Arts, Movies

Kevin Smith Takes A Stab At Horror Satire With ‘Tusk’

Kevin Smith’s latest—a horror-comedy about a kidnapper who mangles his victims into walruses—is not entirely unexpected. Coming from Smith nowadays, nothing can be predicted. From Clerks to Chasing Amy, Smith’s delightfully indecisive nature comes to full focus in Tusk.

At first, Tusk seems like a manufactured nightmare. Everything that comes out of its star Justin Long’s mouth seems stale, the plot seems predictable, and the kidnapper embodies the stereotype of nearly every horror movie villain. But as the film progresses, you realize that this is Smith’s intent. He has created Tusk as a parody on the horror genre, and once you realize that, the film changes. It becomes a hilarious interpretation of fear and the absurdity of horror.

The story focuses on Wallace (Long), who, along with his best friend Teddy (Haley Joel Osment), makes his living off of a podcast that focuses on the humor in crazy people they find on the Internet. In the beginning of the film, Wallace decides to travel to Canada to interview a YouTube sensation, but when he arrives, he finds that his interviewee has committed suicide.

Scrambling for a story, Wallace stumbles upon a quirky room-for-hire ad by a man who calls himself an avid storyteller. Wallace takes a chance on his good fortune, and he drives two hours to this man’s estate, where he finds Howard Howe (Michael Parks) waiting for him.

Initially, Howe seems harmless. He’s an old man in a wheelchair, with a few outlandish stories up his sleeve. But after Wallace wakes up from a drug-induced coma to find one of his legs missing, Howe’s capabilities must be reassessed. At dinner that evening, he tells Wallace his true intentions: he wishes to recreate a scene from his past when, alone at sea, Howe had to eat his only friend, a walrus named Mr. Tusk.

Long’s performance as a sleazy, unfaithful boyfriend turned victim-walrus plays effectively on the stereotypes of most horror movie victims. He starts out as a self-absorbed, mustachioed jerk who, through the torture of a psychopath, realizes his selfish ways just in time for his demise.

The horror-genre satire plays on, with a wonderful cameo from an almost unrecognizable Johnny Depp as French-Canadian private investigator Guy Lapointe. Once Teddy and Wallace’s girlfriend, Ally, get wind that Wallace is in danger, they seek out the help of Lapointe. Over some tiny cheeseburgers in the middle of a Canadian airport security, Lapointe informs them through a thick faux-French accent that even if they find Wallace, he will not be the same as when he left them.

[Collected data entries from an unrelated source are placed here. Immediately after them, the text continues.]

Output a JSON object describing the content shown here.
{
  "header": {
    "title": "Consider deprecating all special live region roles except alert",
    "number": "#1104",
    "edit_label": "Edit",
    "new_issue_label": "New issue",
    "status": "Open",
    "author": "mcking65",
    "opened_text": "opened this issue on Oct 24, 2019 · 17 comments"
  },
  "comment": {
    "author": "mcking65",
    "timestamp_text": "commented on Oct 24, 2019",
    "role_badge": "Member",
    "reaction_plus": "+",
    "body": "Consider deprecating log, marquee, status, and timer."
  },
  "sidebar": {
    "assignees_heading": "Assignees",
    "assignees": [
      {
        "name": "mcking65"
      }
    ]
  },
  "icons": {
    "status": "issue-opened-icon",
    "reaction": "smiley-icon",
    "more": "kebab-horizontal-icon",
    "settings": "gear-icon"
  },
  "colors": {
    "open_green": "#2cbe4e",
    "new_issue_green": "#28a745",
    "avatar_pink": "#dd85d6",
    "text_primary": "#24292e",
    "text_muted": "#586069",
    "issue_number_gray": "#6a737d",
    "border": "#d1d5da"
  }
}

The real star of the show, however, is the perpetrator himself, Mr. Howe. Michael Parks captivates as Howe, especially in his eccentric tale upon Wallace’s regaining of consciousness and discovering his leg is gone. Howe tells lie after lie to convince Wallace that his leg had to be amputated to fight the venom of a spider that mysteriously attacked Wallace. Parks seems to be doing his best Cathy Bates impression from Misery, especially in a delightfully absurd exchange when, after Wallace asks for a phone to call his family, Howe tells him that the doctor removed all the phones in the house because he deemed them too dangerous.

Fashioning two tusks from Wallace’s tibia bones, Howe is able to fashion his victim’s body into that of an actual walrus. Never, however, does the story seem scary or unpleasant. Perhaps this is due to Smith’s fondness for finding the ludicrous in everything. Smith actually based the plot to the film on a sequence from his own podcast, in which he found a flyer for a room for rent, where, as payment, the tenant had to wear a walrus suit for two hours a day.

Despite having flop after flop in the studio system, Smith shines with his return to indie. Tusk showcases what he is best at doing, creating a relatable social analysis from an entirely unordinary situation (see: Clerks, Chasing Amy). Tusk certainly is not something that everyone can enjoy, but it is a testament to Smith’s ability to stay honest with himself, being consistently unpredictable and unceasingly original.